Sleep baby, sleep
Nothing makes me feel worse than disturbed nights. I've always needed my eight hours. But if you have a new baby you know that getting up in the night will feature in your life for some months.
But once your baby is older, perhaps six months or so, you might be thinking that it's time to gently nudge her into sleeping for a longer chunk of time.
Here are some ways parents have been successful in doing this.
- Putting the baby's cot into her own room. You might be waking her every time you roll over in your sleep, snore (yes, even you) or murmur. Equally, she might be waking you by snuffling, sighing or making what you might euphemistically call plumbing noises. If she's in a nearby room you'll still hear her if she cries. Doctors and health visitors recommend keeping younger babies in your room but as they get to six months or so it's fine to relocate them.
- Try a sleeping bag. Our youngest slept much better from about four months when we bought him a baby sleeping bag. So taken was he with the bag that when he grew too big for it and moved onto the next size he still took the baby bag with him to bed, and a fragment of it continued to play a part in his life for some years to come. Babies kick off blankets and wake up because they're cold. This is an easy fix.
- Cut out milk. By six months or so most babies may be able to get through the night without needing topping up. You could ease this process by perhaps offering milk in a cup, then water and then finally nothing.
- When the baby cries go into the room, stroke her head or pat her back and go out again. Don't pick her up. Go back again in five minutes or before if she's really distressed. By now you should know the difference between the in-pain or in-distress or scared cry and the 'I don't know what to do with myself so I'll see if you've got any ideas' cry. You may well need to keep going back in many times in the first few nights. But many people will have success after a couple of attempts.

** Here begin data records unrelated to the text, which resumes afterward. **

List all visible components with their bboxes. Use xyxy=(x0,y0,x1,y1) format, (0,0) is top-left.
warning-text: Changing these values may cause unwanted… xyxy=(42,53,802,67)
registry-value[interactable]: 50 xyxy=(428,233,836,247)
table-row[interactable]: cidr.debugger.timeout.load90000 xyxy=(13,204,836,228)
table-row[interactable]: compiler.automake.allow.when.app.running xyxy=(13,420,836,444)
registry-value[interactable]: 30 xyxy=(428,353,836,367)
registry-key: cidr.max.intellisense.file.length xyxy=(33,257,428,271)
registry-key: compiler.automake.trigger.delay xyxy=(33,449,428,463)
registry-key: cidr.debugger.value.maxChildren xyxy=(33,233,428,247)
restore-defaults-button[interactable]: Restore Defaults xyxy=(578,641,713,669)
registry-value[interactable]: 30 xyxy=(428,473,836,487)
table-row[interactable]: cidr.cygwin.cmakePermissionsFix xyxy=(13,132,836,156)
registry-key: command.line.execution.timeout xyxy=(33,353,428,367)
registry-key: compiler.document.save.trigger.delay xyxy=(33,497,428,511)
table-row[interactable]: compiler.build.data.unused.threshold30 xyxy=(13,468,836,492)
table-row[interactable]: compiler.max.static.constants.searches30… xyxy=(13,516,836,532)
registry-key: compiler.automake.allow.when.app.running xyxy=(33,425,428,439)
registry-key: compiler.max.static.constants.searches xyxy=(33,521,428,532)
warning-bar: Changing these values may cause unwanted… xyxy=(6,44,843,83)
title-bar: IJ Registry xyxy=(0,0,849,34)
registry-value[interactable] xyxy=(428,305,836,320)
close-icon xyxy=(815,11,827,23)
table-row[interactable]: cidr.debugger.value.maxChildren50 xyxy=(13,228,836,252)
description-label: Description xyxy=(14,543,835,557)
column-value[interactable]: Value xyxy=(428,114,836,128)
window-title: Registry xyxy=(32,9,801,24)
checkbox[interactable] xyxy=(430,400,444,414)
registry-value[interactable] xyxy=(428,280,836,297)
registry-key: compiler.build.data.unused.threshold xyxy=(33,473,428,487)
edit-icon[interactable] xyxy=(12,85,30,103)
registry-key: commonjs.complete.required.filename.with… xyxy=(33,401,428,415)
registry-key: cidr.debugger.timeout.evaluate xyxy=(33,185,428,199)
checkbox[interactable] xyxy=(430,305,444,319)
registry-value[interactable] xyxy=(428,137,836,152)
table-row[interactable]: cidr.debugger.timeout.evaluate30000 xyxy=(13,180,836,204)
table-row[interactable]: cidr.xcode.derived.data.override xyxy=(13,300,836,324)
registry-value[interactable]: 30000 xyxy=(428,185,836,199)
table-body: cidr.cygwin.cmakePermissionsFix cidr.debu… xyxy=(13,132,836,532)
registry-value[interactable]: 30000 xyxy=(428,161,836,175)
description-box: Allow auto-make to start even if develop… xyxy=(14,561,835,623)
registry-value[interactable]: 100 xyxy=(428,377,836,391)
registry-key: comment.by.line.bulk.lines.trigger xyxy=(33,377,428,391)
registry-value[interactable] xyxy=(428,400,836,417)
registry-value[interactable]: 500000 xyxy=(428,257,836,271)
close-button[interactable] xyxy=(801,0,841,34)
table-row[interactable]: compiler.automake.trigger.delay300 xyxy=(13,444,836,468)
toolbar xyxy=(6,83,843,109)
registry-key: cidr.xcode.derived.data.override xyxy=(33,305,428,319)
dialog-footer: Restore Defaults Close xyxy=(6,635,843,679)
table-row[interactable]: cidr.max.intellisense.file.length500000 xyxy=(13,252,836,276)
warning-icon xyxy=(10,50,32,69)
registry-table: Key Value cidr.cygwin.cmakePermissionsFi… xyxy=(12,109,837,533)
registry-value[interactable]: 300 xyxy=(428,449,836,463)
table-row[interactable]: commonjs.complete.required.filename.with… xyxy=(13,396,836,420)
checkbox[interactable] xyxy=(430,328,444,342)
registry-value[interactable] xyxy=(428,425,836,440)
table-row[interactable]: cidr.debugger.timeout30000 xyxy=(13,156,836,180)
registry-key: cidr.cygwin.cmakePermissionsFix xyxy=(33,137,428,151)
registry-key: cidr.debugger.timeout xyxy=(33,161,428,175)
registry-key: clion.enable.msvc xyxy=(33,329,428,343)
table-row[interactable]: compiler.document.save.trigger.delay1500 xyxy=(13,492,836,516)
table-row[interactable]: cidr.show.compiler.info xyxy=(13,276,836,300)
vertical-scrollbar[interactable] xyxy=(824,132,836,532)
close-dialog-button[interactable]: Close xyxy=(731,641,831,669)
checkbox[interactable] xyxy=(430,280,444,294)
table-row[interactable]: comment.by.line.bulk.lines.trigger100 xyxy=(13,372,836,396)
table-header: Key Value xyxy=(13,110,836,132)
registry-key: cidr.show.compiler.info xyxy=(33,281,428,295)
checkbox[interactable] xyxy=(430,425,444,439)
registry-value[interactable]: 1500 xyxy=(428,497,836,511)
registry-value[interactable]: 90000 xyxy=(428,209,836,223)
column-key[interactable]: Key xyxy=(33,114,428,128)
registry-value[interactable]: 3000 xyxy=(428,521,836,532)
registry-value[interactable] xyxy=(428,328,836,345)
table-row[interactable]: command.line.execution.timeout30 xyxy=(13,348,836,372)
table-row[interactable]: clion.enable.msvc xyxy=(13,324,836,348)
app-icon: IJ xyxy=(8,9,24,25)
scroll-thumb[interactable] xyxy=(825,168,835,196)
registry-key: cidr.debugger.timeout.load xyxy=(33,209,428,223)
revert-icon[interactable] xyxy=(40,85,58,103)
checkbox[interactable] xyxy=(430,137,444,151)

Please note that it's essential that your husband or partner is on board with this. You need someone to back you up. In fact it can work well if it's not the mother doing the five or ten-minutely checks. Mothers, especially breast-feeding ones, mean milk and this is not the message for three in the morning. You do need to be tough here. Not with your baby, but with yourself. The baby knows that you're there. You're proving that by coming in when she cries. But unless there's a problem: nappy/teething/unwell/thirsty, you're not going to be doing picking up and singing, etc.

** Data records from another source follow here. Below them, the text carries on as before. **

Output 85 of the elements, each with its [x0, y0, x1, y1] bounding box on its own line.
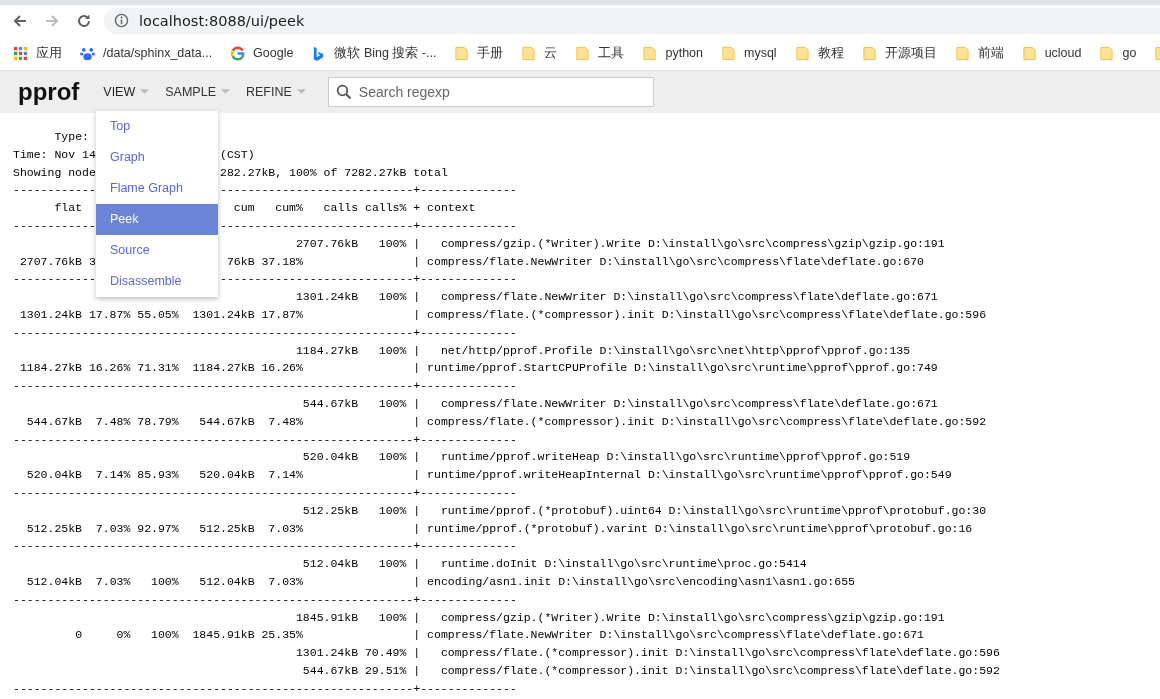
- report-line: 544.67kB 29.51% | compress/flate.(*compressor).init D:\install\go\src\compress\flate\deflate.go:592: [302, 663, 1000, 677]
- address-bar[interactable]: localhost:8088/ui/peek: [104, 7, 1160, 34]
- folder-icon: [642, 45, 658, 61]
- report-line: ----------------------------------------------------------+--------------: [13, 485, 517, 499]
- google-g-icon: [230, 45, 246, 61]
- bookmark[interactable]: 开源项目: [852, 44, 946, 62]
- bookmark[interactable]: 前端: [945, 44, 1013, 62]
- report-line: ----------------------------------------------------------+--------------: [13, 432, 517, 446]
- report-line: ----------------------------------------------------------+--------------: [13, 592, 517, 606]
- report-line: ----------------------------+--------------: [220, 183, 517, 197]
- folder-icon: [521, 45, 537, 61]
- report-line: ----------------------------------------------------------+--------------: [13, 681, 517, 695]
- folder-icon: [861, 45, 877, 61]
- bookmark[interactable]: mysql: [712, 45, 786, 61]
- folder-icon: [954, 45, 970, 61]
- bookmark[interactable]: go: [1090, 45, 1146, 61]
- bookmark[interactable]: 应用: [4, 44, 71, 62]
- menu-item[interactable]: Top: [96, 111, 218, 142]
- report-line: 520.04kB 7.14% 85.93% 520.04kB 7.14% | runtime/pprof.writeHeapInternal D:\install\go\src\runtime\pprof\pprof.go:549: [26, 468, 952, 482]
- menu-button[interactable]: SAMPLE: [157, 79, 238, 105]
- report-line: ------------: [13, 183, 96, 197]
- report-line: (CST): [220, 147, 255, 161]
- apps-grid-icon: [13, 45, 28, 61]
- bookmark[interactable]: 工具: [566, 44, 634, 62]
- report-line: 1184.27kB 16.26% 71.31% 1184.27kB 16.26% | runtime/pprof.StartCPUProfile D:\install\go\src\runtime\pprof\pprof.go:749: [19, 361, 938, 375]
- report-line: ----------------------------------------------------------+--------------: [13, 325, 517, 339]
- report-line: 2707.76kB 100% | compress/gzip.(*Writer).Write D:\install\go\src\compress\gzip\gzip.go:191: [295, 236, 945, 250]
- report-line: 520.04kB 100% | runtime/pprof.writeHeap D:\install\go\src\runtime\pprof\pprof.go:519: [302, 450, 911, 464]
- folder-icon: [794, 45, 810, 61]
- report-line: Time: Nov 14: [13, 147, 96, 161]
- caret-icon: [296, 89, 306, 95]
- caret-icon: [140, 89, 150, 95]
- menu-button[interactable]: REFINE: [238, 79, 314, 105]
- report-line: ------------: [13, 272, 96, 286]
- report-line: 1301.24kB 100% | compress/flate.NewWriter D:\install\go\src\compress\flate\deflate.go:671: [295, 290, 938, 304]
- report-line: 2707.76kB 3: [19, 254, 96, 268]
- report-line: ----------------------------------------------------------+--------------: [13, 379, 517, 393]
- bookmark[interactable]: Google: [221, 45, 303, 61]
- menu-item[interactable]: Graph: [96, 142, 218, 173]
- info-icon: [114, 13, 129, 28]
- report-line: 1845.91kB 100% | compress/gzip.(*Writer).Write D:\install\go\src\compress\gzip\gzip.go:191: [295, 610, 945, 624]
- folder-icon: [575, 45, 591, 61]
- folder-icon: [454, 45, 470, 61]
- bookmark[interactable]: 云: [512, 44, 567, 62]
- menu-item[interactable]: Disassemble: [96, 266, 218, 297]
- report-line: 1301.24kB 17.87% 55.05% 1301.24kB 17.87% | compress/flate.(*compressor).init D:\install\go\src\compress\flate\deflate.go:596: [19, 307, 987, 321]
- report-line: 512.04kB 100% | runtime.doInit D:\install\go\src\runtime\proc.go:5414: [302, 557, 807, 571]
- bookmark[interactable]: ucloud: [1012, 45, 1091, 61]
- bookmark[interactable]: /data/sphinx_data...: [71, 45, 222, 61]
- app-title: pprof: [18, 78, 80, 106]
- folder-icon: [721, 45, 736, 61]
- back-icon[interactable]: [12, 12, 28, 29]
- report-line: 512.25kB 100% | runtime/pprof.(*protobuf).uint64 D:\install\go\src\runtime\pprof\protobuf.go:30: [302, 503, 987, 517]
- bookmark[interactable]: 手册: [445, 44, 513, 62]
- report-line: 76kB 37.18% | compress/flate.NewWriter D:\install\go\src\compress\flate\deflate.go:670: [226, 254, 924, 268]
- caret-icon: [221, 89, 230, 95]
- menu-item[interactable]: Flame Graph: [96, 173, 218, 204]
- report-line: ----------------------------+--------------: [220, 219, 517, 232]
- report-line: Type:: [54, 130, 89, 143]
- report-line: ----------------------------+--------------: [220, 272, 517, 286]
- bookmark[interactable]: python: [633, 45, 712, 61]
- search-icon: [335, 84, 352, 100]
- report-line: 282.27kB, 100% of 7282.27kB total: [220, 165, 448, 179]
- menu-item[interactable]: Peek: [96, 204, 218, 235]
- folder-icon: [1021, 45, 1037, 61]
- report-line: 1301.24kB 70.49% | compress/flate.(*compressor).init D:\install\go\src\compress\flate\deflate.go:596: [295, 646, 1000, 660]
- bookmark[interactable]: 微软 Bing 搜索 -...: [302, 44, 446, 62]
- report-line: 512.04kB 7.03% 100% 512.04kB 7.03% | encoding/asn1.init D:\install\go\src\encoding\asn1\asn1.go:655: [26, 574, 855, 588]
- menu-button[interactable]: VIEW: [95, 79, 158, 105]
- report-line: 512.25kB 7.03% 92.97% 512.25kB 7.03% | runtime/pprof.(*protobuf).varint D:\install\go\src\runtime\pprof\protobuf.go:16: [26, 521, 973, 535]
- menu-item[interactable]: Source: [96, 235, 218, 266]
- bookmark[interactable]: 教程: [785, 44, 853, 62]
- search-field[interactable]: Search regexp: [327, 77, 654, 107]
- report-line: cum cum% calls calls% + context: [233, 201, 476, 215]
- reload-icon[interactable]: [76, 12, 92, 29]
- folder-icon: [1099, 45, 1115, 61]
- report-line: 1184.27kB 100% | net/http/pprof.Profile D:\install\go\src\net\http\pprof\pprof.go:135: [295, 343, 911, 357]
- report-line: Showing node: [13, 165, 96, 179]
- report-line: ------------: [13, 219, 96, 232]
- report-line: 544.67kB 100% | compress/flate.NewWriter D:\install\go\src\compress\flate\deflate.go:671: [302, 396, 938, 410]
- report-line: 544.67kB 7.48% 78.79% 544.67kB 7.48% | compress/flate.(*compressor).init D:\install\go\src\compress\flate\deflate.go:592: [26, 414, 987, 428]
- report-line: 0 0% 100% 1845.91kB 25.35% | compress/flate.NewWriter D:\install\go\src\compress\flate\deflate.go:671: [75, 628, 924, 642]
- paw-icon: [80, 45, 95, 61]
- report-line: flat: [54, 201, 83, 215]
- report-line: ----------------------------------------------------------+--------------: [13, 539, 517, 553]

Some babies are always going to be better sleepers than others. But it's really worth trying to wring a few extra undisturbed hours from an infant of this age. If you sleep well you'll be more energetic in the morning, more fun for the baby and for everyone else in the family. Happy, rested mothers make happy, relaxed babies. By encouraging good sleep habits you're helping to develop a child who'll sleep well later in life.